Censorship or literary criticism? Investigation in the heart of the archives of the Congregation of the Index
Jean-Baptiste Amadieu, Le Censeur critique littéraire. Les jugements de l’Index, du romantisme au naturalisme, Paris : Éditions Hermann, coll. « Des morales et des œuvres », 2019, 632 p., EAN 9791037001337.

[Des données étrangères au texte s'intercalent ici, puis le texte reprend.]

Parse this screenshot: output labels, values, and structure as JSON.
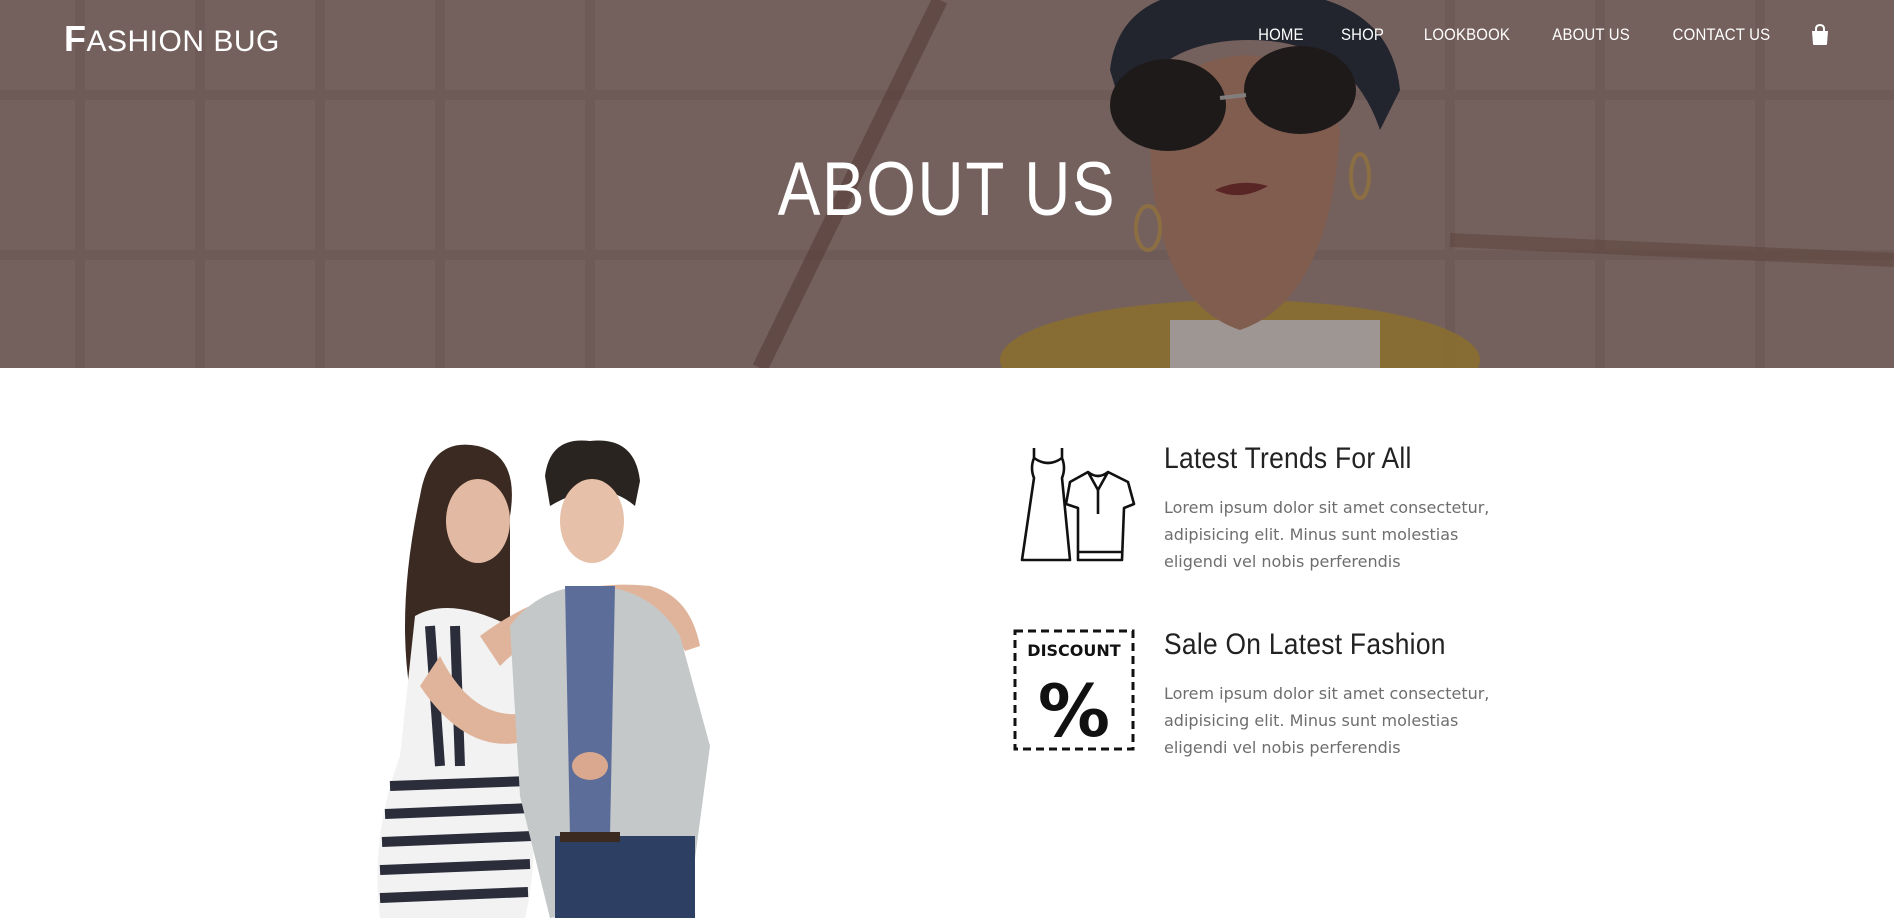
{
  "brand": {
    "first_letter": "F",
    "rest": "ASHION BUG"
  },
  "nav": {
    "items": [
      "HOME",
      "SHOP",
      "LOOKBOOK",
      "ABOUT US",
      "CONTACT US"
    ],
    "cart_icon": "shopping-bag-icon"
  },
  "hero": {
    "title": "ABOUT US"
  },
  "features": [
    {
      "icon": "dress-and-shirt-icon",
      "title": "Latest Trends For All",
      "description": "Lorem ipsum dolor sit amet consectetur, adipisicing elit. Minus sunt molestias eligendi vel nobis perferendis"
    },
    {
      "icon": "discount-tag-icon",
      "icon_text": "DISCOUNT",
      "icon_symbol": "%",
      "title": "Sale On Latest Fashion",
      "description": "Lorem ipsum dolor sit amet consectetur, adipisicing elit. Minus sunt molestias eligendi vel nobis perferendis"
    }
  ],
  "colors": {
    "hero_overlay": "#4a3533",
    "text_dark": "#222222",
    "text_muted": "#6e6e6e",
    "white": "#ffffff"
  }
}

1Ce livre nous place au cœur des archives de la Congrégation de l’Index dont Jean-Baptiste Amadieu s’impose comme l’un des meilleurs spécialistes. Ce chercheur fait en effet partie de ces privilégiés qui ont eu accès aux archives de l’Index librorum prohibitorum peu après leur ouverture par le cardinal Ratzinger en 1998. Il a ainsi pu dépouiller et compiler un abondant ensemble de dossiers censoriaux consacrés à la littérature française du xixe siècle, parmi lesquels on trouve les œuvres de certains des auteurs les plus renommés de notre patrimoine littéraire : Hugo, Sand, Vigny, Flaubert, Lamartine, Balzac, Zola, Dumas père et fils, etc. Mais si cette liste était connue car publiée par la Congrégation, les pièces de la procédure restaient inaccessibles et secrètes et les raisons ayant motivé les condamnations n’avaient jamais été dévoilées. C’est pour lever ce mystère que J.‑B. Amadieu a accompli un travail considérable de dépouillement, de traduction et d’analyse de ce corpus. Il y a consacré un premier livre qui s’est focalisé sur la description de la procédure (La Littérature française au xixe siècle mise à l’Index : les procédures, Paris, Les Éditions du Cerf, 2017), « depuis la plainte liminaire jusqu’à la promulgation du décret de proscription » (p. 12). Il s’agissait « non seulement de fixer le cadre juridique et le fonctionnement jurisprudentiel du tribunal, mais encore d’éclairer la conception des décrets de l’Index » (ibid.), tout en évaluant « l’influence réelle de telles proscriptions sur les lecteurs catholiques » (ibid.). Ce second livre que J.‑B. Amadieu vient de publier, relève cette fois davantage d’une analyse argumentative ou discursive, puisqu’il met au jour les arguments qui accompagnent la censure de tel ou tel ouvrage et ainsi que les différents critères textuels qui entrainent une condamnation. Il s’attache donc cette fois aux « débats de fond » (p. 13). Signalons d’emblée le très riche appareil critique qui est proposé au lecteur et qui témoigne d’une volonté pédagogique de le guider dans ce corpus peu familier. Grâce à ce dispositif, les deux livres, pourtant étroitement liés car analysant un même corpus, peuvent être lus indépendamment l’un de l’autre.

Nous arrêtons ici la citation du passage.